In 2013, the United Nations General Assembly (UNGA) proclaimed March 3 as World Wildlife Day. The date was significant because it was the day the Convention on International Trade in Endangered Species of Wild Fauna and Flora (CITES) was born, way back in 1973. So, the World Wildlife Day this year also marks an important landmark in CITES’s history-its 50th anniversary. According to the United Nations, the day aims “to celebrate all the world’s wild animals and plants and the contribution that they make to our lives and the health of the planet. As a congratulatory nod to the work CITES has been doing for five decades through global collaboration, the theme this year is “Partnerships for Wildlife Conservation”.

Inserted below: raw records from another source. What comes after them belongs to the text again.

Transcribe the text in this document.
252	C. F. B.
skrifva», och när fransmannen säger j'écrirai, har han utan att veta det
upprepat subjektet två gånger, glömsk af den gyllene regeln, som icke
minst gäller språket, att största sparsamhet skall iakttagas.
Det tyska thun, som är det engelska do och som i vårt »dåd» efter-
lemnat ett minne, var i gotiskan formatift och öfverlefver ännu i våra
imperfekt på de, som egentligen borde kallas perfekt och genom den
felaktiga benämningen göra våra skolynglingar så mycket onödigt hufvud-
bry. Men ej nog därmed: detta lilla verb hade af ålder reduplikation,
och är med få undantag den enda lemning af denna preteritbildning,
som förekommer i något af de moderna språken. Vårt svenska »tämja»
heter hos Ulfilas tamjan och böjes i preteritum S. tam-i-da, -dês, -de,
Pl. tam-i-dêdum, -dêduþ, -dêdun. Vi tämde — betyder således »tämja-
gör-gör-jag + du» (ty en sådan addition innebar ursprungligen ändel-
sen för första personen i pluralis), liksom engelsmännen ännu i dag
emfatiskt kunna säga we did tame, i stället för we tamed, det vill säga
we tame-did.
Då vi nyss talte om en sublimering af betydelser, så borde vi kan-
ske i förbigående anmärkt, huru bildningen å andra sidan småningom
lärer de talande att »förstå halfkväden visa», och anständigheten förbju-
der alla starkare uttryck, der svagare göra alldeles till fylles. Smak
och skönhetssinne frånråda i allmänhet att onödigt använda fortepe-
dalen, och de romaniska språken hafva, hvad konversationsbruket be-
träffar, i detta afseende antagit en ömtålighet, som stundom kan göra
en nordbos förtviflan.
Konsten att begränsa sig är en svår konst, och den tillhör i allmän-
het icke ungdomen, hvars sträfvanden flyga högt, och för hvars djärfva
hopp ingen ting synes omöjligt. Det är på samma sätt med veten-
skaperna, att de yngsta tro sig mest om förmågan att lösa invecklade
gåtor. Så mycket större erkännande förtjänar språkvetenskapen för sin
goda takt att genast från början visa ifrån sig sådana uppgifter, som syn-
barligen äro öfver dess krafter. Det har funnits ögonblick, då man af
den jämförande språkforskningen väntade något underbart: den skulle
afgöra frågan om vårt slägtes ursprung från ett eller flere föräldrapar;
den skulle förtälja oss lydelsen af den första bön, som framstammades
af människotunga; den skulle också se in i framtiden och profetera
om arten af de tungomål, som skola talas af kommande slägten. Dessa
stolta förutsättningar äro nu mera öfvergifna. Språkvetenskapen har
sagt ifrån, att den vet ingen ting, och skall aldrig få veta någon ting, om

Problems facing wildlife today

Wildlife populations are declining at an unprecedented rate today. The UN says that one in eight species of wildlife is threatened with extinction. Habitat loss is a grave threat faced by animals as humans continue to destroy their natural environment with development work Climate change has added to this concern as extreme weather events too obliterate their living spaces, displacing, injuring or killing them. Apart from these, aspects such as illegal wildlife trade, pollution, invasive species, habitat degradation, hunting, poaching, exploitation of natural resources, and diseases also play a significant role in bringing species numbers down. Each existing and new threat exerts more pressure on their already fragile world.

There’s always hope!

Despite the grim picture, we may still be able to save our wildlife. And that’s exactly what this year’s theme for World Wildlife Day is about- “Partnerships for Wildlife Conservation”. Think about it. There’s hardly any place on Earth that we humans have not left our footprint on. While this is perhaps a cause for concern, we could turn it around and make it work for us – and the wildlife. This access could be used for awareness and preservation. As local communities, armed with knowledge we could understand our local environment and wildlife better. Once we strengthen our understanding of the reality, the problems, and the initiatives needed to set them right it is vital to get into action. We can bring issues to the attention of governments and the private sector to find lasting solutions to local concerns. And the most powerful tool that we have for helping our wildlife is the knowledge of indigenous communities – “our world’s most effective guardians of biodiversity”, as the U.N. puts it.

How you can help

While governments, the private sector, local and indigenous communities can play an important part in conservation efforts, the role of individuals cannot be stressed enough. Kids too can contribute immensely towards wildlife conservation. Here are just a few simple steps

  • With the help of adults, make a list of local plants. At home, try to raise a few that host butterflies: they can be raised even in a pot on the terrace.
  • Learn about your environment. This includes the names of trees, the creatures living in and around them, what they feed on, their flowering/ breeding season, etc.
  • Visit national parks and sanctuaries to see animals in their natural habitats. Say no to exotic pets.
  • Save natural resources. For instance, find ways to conserve water, electricity, and fuel. Try to walk or use a bicycle when travelling short distances. For longer distances, opt for public transport. These simple measures will help preserve our planet, making it more liveable for wildlife.